V.  Quatrième question – La décision du ministre était-elle déraisonnable?

[20]  Le ministre et M. Chowdhury soutiennent que la décision du ministre était raisonnable, car il n’y avait simplement aucune raison d’intérêt public qui justifierait la communication des renseignements demandés. Ils affirment que la communication de renseignements personnels comme ceux demandés par le Bangladesh serait exceptionnelle (Canada (Ministre de la Sécurité publique et de la Protection civile) c Kahlon, 2005 CF 1000, au par. 36).

[21]  De plus, le ministre et M. Chowdhury soutiennent que la demande présentée par le Bangladesh n’était qu’une demande de renseignements informelle qui ne nécessitait pas une réponse officielle. Ils affirment en outre que le Bangladesh a omis de préciser de quelle façon la communication des renseignements demandés servirait l’intérêt public.

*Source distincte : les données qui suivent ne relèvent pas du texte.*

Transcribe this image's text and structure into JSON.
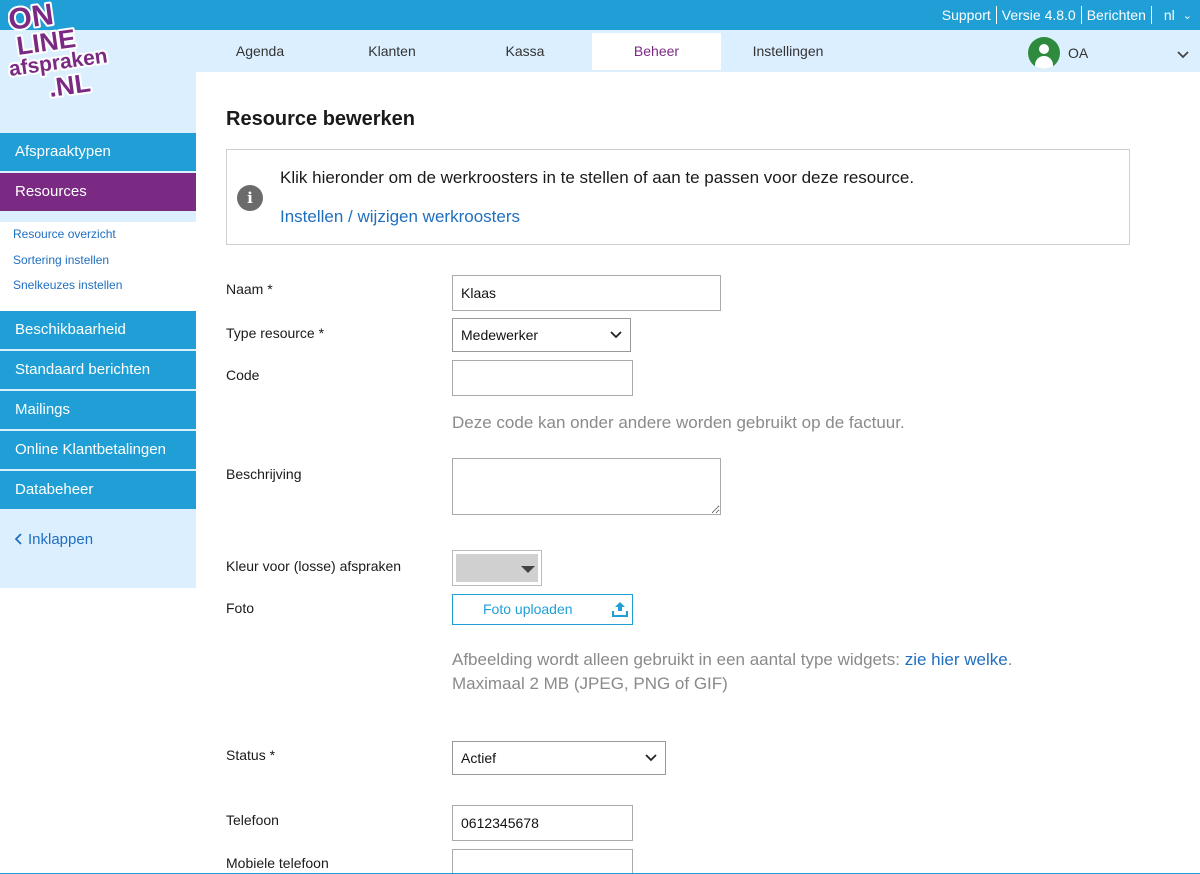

[22]  Le ministre et M. Chowdhury affirment de plus que les renseignements liés à une demande d’ERAR mettent en jeu un droit important, soit le droit à la vie privée. Ces renseignements devraient être communiqués seulement dans les cas où les attentes en matière de vie privée de la personne concernée sont minimales ou sans conséquence.

[23]  Enfin, le ministre et M. Chowdhury soutiennent que le ministre a fourni des motifs suffisants concernant le refus de communiquer les renseignements demandés et qu’il a donné un exemple d’un cas où des raisons d’intérêt public pourraient justifier la violation de la vie privée (Alberta (Information and Privacy Commissioner) c Alberta Teachers’ Association, 2011 CSC 61, aux par. 51‑55).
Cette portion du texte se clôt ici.